Teatro Amazonas por Simone Momente
A Floresta no Palco
Para entender a obra de Simone Momente sobre o Teatro Amazonas, é preciso primeiro compreender que a artista não retrata lugares; ela costura memórias. Em sua jornada criativa, ícones da arquitetura como o Copan e a Torre Eiffel se tornaram pretextos para explorar a passagem do tempo e o afeto. Mas com a Amazônia, o chamado foi diferente. Era o eco de um sonho antigo, nutrido por um fascínio pela natureza que lhe foi transmitido ainda na infância. Era seu pai, recitando Gonçalves Dias – "Minha terra tem palmeiras, Onde canta o Sabiá" – que plantou a semente de uma conexão que, agora, floresce em arte.



Esta obra, portanto, nasce de uma confluência entre a memória pessoal e o imaginário coletivo. Na visão de Simone, o Teatro Amazonas transcende a arquitetura para se tornar uma personagem com “voz própria, presença e olhar”. Não é um edifício que ela pinta, mas uma entidade que ela interpreta. Através de sua linguagem de colagens, que sobrepõe camadas de papel e aquarela, ela nos apresenta um guardião que se emociona, ri e zela pela interação dos povos. O palco se converte em um portal, e a opulência europeia do edifício é abraçada, quase rendida, pela força ancestral que o rodeia.
Na composição, o teatro é envolvido por ondas e folhas, como se a própria floresta o reivindicasse para si, desenhando um novo pacto entre cultura e território. A paleta não é decorativa: ela narra mitos.

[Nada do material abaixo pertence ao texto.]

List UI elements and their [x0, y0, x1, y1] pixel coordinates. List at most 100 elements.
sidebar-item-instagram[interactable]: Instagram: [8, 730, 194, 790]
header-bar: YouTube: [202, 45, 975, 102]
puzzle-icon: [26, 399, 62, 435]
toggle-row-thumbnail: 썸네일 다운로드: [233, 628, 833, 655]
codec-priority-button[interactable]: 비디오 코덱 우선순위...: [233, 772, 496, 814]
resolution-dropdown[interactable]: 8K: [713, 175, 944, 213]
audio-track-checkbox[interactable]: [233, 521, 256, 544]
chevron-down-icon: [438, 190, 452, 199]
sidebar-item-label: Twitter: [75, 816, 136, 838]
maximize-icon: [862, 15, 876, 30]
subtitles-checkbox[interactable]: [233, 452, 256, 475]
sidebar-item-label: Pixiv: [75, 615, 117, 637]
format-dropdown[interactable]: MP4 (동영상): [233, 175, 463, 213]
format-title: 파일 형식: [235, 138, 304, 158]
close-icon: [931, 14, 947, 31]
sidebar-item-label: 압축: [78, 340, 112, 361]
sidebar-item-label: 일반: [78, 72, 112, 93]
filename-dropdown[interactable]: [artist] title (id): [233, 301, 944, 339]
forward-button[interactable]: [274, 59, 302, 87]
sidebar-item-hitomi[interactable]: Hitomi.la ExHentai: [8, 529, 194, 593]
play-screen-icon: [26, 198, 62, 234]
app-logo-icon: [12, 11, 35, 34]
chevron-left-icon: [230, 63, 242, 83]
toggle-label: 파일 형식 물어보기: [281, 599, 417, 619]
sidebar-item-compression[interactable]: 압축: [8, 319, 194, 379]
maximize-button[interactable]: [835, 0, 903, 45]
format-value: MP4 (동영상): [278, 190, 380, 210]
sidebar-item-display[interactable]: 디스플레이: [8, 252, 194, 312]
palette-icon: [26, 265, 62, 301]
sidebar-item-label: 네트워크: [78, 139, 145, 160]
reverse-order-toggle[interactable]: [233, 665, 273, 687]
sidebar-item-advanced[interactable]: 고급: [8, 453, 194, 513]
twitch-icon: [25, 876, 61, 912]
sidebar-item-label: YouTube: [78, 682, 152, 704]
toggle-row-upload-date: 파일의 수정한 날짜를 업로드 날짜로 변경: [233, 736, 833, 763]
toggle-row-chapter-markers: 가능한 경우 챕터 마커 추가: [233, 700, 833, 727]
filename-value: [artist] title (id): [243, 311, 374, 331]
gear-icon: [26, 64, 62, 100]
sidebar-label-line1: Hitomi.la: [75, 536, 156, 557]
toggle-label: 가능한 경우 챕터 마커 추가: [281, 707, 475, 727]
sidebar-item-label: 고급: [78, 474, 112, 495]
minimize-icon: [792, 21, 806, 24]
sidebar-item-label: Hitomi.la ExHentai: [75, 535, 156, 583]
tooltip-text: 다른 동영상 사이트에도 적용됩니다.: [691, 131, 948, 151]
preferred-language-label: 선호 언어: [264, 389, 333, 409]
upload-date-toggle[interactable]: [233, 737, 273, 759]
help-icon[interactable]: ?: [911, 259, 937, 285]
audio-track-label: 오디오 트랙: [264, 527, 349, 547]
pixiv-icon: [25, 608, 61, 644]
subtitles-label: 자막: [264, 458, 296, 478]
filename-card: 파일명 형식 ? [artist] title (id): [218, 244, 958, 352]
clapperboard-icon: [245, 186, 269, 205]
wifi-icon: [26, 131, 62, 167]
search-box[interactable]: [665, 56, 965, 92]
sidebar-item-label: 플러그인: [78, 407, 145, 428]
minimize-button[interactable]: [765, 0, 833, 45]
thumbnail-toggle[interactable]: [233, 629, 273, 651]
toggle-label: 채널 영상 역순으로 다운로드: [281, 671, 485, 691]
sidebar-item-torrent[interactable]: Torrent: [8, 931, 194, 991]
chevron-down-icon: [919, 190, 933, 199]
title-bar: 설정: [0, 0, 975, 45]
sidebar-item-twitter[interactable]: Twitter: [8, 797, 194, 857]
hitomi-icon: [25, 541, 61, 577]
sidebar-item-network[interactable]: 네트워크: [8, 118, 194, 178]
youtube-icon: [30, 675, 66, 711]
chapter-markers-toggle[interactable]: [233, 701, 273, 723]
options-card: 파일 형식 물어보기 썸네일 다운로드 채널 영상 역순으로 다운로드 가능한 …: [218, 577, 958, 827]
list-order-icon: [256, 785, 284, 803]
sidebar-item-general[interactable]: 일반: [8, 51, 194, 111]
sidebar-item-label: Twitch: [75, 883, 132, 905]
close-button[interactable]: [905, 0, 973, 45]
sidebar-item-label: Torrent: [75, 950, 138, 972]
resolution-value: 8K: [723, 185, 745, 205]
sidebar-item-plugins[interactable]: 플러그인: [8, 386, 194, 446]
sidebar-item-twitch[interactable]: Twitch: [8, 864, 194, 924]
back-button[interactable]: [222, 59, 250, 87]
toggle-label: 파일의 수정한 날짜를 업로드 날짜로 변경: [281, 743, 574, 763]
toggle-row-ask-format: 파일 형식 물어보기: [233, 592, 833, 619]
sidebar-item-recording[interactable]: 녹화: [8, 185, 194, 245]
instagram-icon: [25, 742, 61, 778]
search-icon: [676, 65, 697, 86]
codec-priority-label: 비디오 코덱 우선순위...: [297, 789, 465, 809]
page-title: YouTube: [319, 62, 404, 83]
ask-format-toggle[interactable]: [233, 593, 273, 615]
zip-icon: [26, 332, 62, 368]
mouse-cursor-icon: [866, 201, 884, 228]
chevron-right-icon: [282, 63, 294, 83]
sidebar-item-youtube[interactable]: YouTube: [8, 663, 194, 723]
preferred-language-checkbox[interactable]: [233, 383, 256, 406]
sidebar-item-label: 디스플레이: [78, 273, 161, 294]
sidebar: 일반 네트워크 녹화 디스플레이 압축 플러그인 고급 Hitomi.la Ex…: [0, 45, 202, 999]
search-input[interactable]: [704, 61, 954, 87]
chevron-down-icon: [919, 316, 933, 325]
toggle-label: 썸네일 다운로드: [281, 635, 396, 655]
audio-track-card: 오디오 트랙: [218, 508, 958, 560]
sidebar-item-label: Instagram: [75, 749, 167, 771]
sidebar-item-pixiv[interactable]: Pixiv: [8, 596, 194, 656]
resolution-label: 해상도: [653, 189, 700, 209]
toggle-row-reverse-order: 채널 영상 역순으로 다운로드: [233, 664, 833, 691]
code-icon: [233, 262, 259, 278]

Os tons de vermelho e verde invocam o Curupira, a forma da Vitória-Régia evoca a lenda de Naiá, e as cores úmidas pulsam com a vida do rio que atravessa corpos e tempos. Simone não ilustra; ela convoca fragmentos de histórias ancestrais que resistem ao esquecimento.
O silêncio em sua obra não é ausência, mas densidade. É o som do que só se percebe no recolhimento, um eco das próprias raízes. Nesse processo criativo, a artista confessa ter sido atravessada pela energia da floresta como quem sente um rio percorrer o corpo — em ondas, em curva, em fluxo. Sua arte, profundamente intuitiva, nos convida a sentir com o mesmo respeito com que se pisa a mata.
Assim, sua criação sobre o Teatro Amazonas se revela como uma arca de memórias que navega no agora. É um manifesto visual que nos convida a olhar principalmente para dentro, pois, como afirma a artista, “você só consegue mudar o mundo se você mudar internamente primeiro”. A imponência da cena nos faz sentir pequenos para, então, compreendermos a grandeza de nosso papel no universo de coexistir. Mais do que uma homenagem, a obra é um portal. Um lugar onde o concreto se curva diante das lendas, e onde a arte, nas mãos de Simone Momente, floresce com a alma da floresta: livre, diversa, imponente e eterna.